The Seller delivers when the goods are placed at the Buyer’s disposal on the arriving means of transport ready for unloading at the named place of destination or at the agreed point within that place, if any such point is agreed. The Seller bears all risks involved in bringing the goods to the named place. Delivery & Arrival at destination are the same.

DDP – Delivered Duty Paid (…named address/place of destination)

The Seller delivers the goods to the buyer when the goods are placed at the disposal of the buyer, cleared for import, on the arriving means of transport, ready for unloading, at the named place of destination. The Seller bears all costs and risks of moving the goods to destination, including the payment of Customs duties and taxes.
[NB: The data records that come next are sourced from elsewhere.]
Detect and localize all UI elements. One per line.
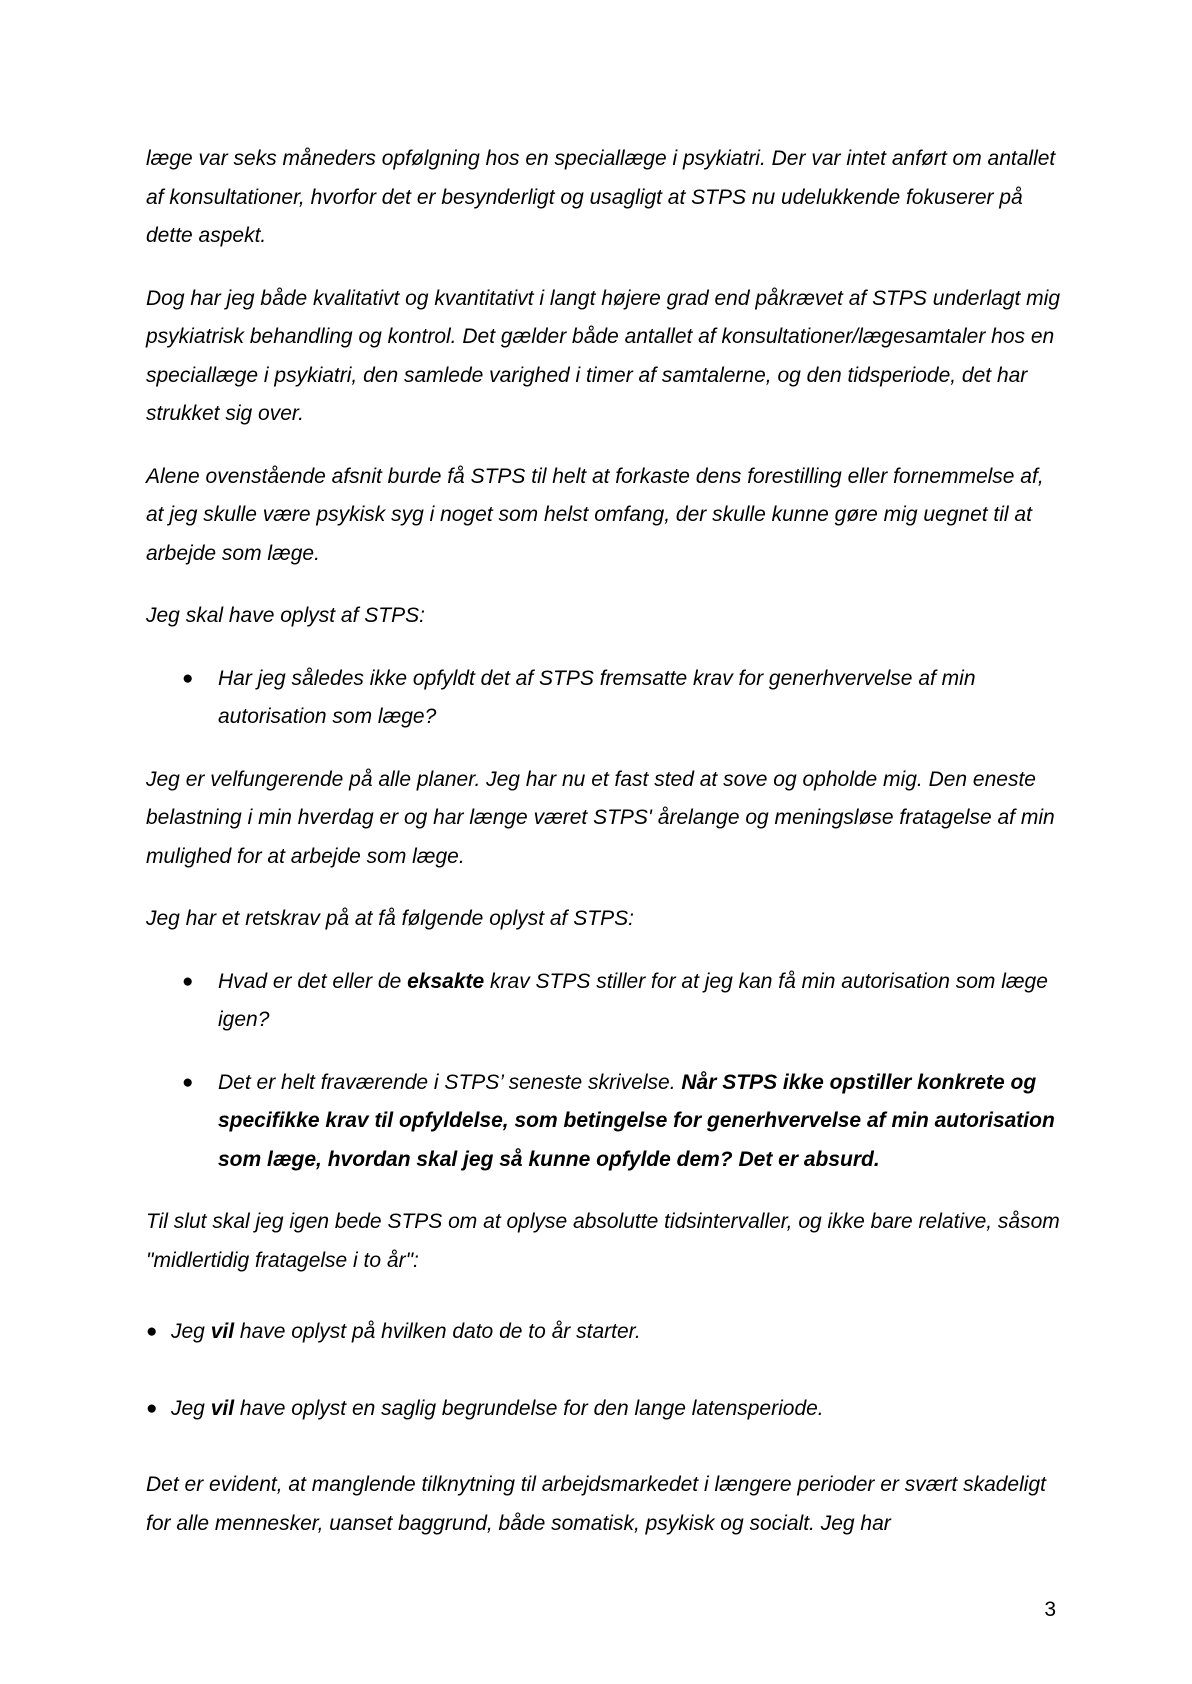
list-item-text: Hvad er det eller de xyxy=(218,969,408,993)
list-item-text: Jeg xyxy=(171,1320,211,1343)
bullet-list-1 xyxy=(146,660,1066,737)
list-item xyxy=(146,660,1066,737)
emphasis-text: eksakte xyxy=(407,969,485,993)
bullet-list-2 xyxy=(146,963,1066,1180)
page-number: 3 xyxy=(1044,1598,1056,1621)
list-item-text: krav STPS stiller for at jeg kan få min autorisation som læge igen? xyxy=(218,969,1048,1031)
paragraph-5: Jeg er velfungerende på alle planer. Jeg har nu et fast sted at sove og opholde mig. Den eneste belastning i min hverdag er og har længe været STPS' årelange og meningsløse fratagelse af min mulighed for at arbejde som læge. xyxy=(146,767,1055,868)
list-item-text: Har jeg således ikke opfyldt det af STPS fremsatte krav for generhvervelse af min autorisation som læge? xyxy=(218,666,976,728)
emphasis-text: vil xyxy=(210,1396,235,1420)
list-item xyxy=(146,1390,1066,1429)
paragraph-3: Alene ovenstående afsnit burde få STPS til helt at forkaste dens forestilling eller fornemmelse af, at jeg skulle være psykisk syg i noget som helst omfang, der skulle kunne gøre mig uegnet til at arbejde som læge. xyxy=(146,464,1044,565)
bullet-icon: ● xyxy=(182,667,194,689)
paragraph-8: Det er evident, at manglende tilknytning til arbejdsmarkedet i længere perioder er svært skadeligt for alle mennesker, uanset baggrund, både somatisk, psykisk og socialt. Jeg har xyxy=(146,1473,1046,1535)
paragraph-2: Dog har jeg både kvalitativt og kvantitativt i langt højere grad end påkrævet af STPS underlagt mig psykiatrisk behandling og kontrol. Det gælder både antallet af konsultationer/lægesamtaler hos en speciallæge i psykiatri, den samlede varighed i timer af samtalerne, og den tidsperiode, det har strukket sig over. xyxy=(146,286,1060,425)
list-item xyxy=(146,1064,1066,1180)
list-item-text: Det er helt fraværende i STPS’ seneste skrivelse. xyxy=(218,1070,682,1094)
list-item-text: have oplyst på hvilken dato de to år starter. xyxy=(234,1320,641,1343)
list-item-text: have oplyst en saglig begrundelse for den lange latensperiode. xyxy=(234,1396,824,1420)
paragraph-4: Jeg skal have oplyst af STPS: xyxy=(146,604,425,627)
list-item xyxy=(146,1313,1066,1352)
bullet-icon: ● xyxy=(146,1321,158,1342)
document-body xyxy=(146,140,1066,1543)
emphasis-text: vil xyxy=(210,1320,235,1343)
paragraph-6: Jeg har et retskrav på at få følgende oplyst af STPS: xyxy=(146,907,634,930)
bullet-list-3 xyxy=(146,1313,1066,1428)
paragraph-7: Til slut skal jeg igen bede STPS om at oplyse absolutte tidsintervaller, og ikke bare relative, såsom "midlertidig fratagelse i to år": xyxy=(146,1210,1060,1272)
paragraph-1: læge var seks måneders opfølgning hos en speciallæge i psykiatri. Der var intet anført om antallet af konsultationer, hvorfor det er besynderligt og usagligt at STPS nu udelukkende fokuserer på dette aspekt. xyxy=(146,147,1056,247)
bullet-icon: ● xyxy=(182,1071,194,1093)
bullet-icon: ● xyxy=(146,1397,158,1419)
bullet-icon: ● xyxy=(182,970,194,992)
emphasis-text: Når STPS ikke opstiller konkrete og specifikke krav til opfyldelse, som betingelse for generhvervelse af min autorisation som læge, hvordan skal jeg så kunne opfylde dem? Det er absurd. xyxy=(218,1070,1055,1171)
list-item xyxy=(146,963,1066,1040)
list-item-text: Jeg xyxy=(171,1396,211,1420)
There are limitations to DDP, as Customs formalities in the importing country may not readily allow the seller to be the legal importer of record; DAP or DPU are suggested Incoterms in such cases.

Ocean freight usage only

FAS - Free Alongside Ship (...named wharf/seaport)

The Seller delivers the goods to the buyer when the goods are cleared for export then placed alongside the ship nominated by the buyer at the named port of shipment. From that point, the Buyer bears all costs and risks of loss or damage.

FOB – Free On Board (…named wharf/seaport of shipment)

The Seller delivers the goods to the buyer on board the vessel nominated by the buyer, cleared for export, at the named wharf/seaport of shipment. From that point, the Buyer bears all costs and risks of loss or damage.

CFR – Cost And Freight (…named port of destination)

The Seller delivers the goods to the buyer on board the vessel, cleared for export to the named port of destination. The Buyer bears all risks of loss or damage once on board. Where more than one mode of transport is to be used, such as when goods are handed over to a carrier at a container terminal, it is highly recommended to use CPT instead.

CIF – Cost Insurance And Freight (…named port of destination)

The Seller delivers the goods to the buyer on board the vessel, cleared for export to the named port of destination. The Buyer bears all risks of loss or damage once on board. The Seller, however, purchases the cargo insurance to the named wharf/seaport of destination. Where more than one mode of transport is to be used, such as when goods are handed over to a carrier at a container terminal, it is highly recommended to use CPT instead. 

Incoterms (international delivery terms), what’s in it?

The incoterms define the role between seller and buyer at an international transaction. Who has to do what en at what time? In the contract between the seller and the buyer, the following is determined:

  • The duties of the buyer and the seller
  • Who takes care of the insurances, licences, permissions and all other formalities
  • Who arranges the transport until which point and who is responsible for this
  • The point where the costs and risks pass on from the seller to the buyer.

There are eleven different incoterms in Incoterms 2020. These incoterms take care of the international rights and duties from the buyer and the seller. Four of the eleven incoterms are about ocean freight. The remaining seven incoterms are regarding all transport modalities. The Incoterms are being prepared and published by the International Chamber of Commerce (ICC).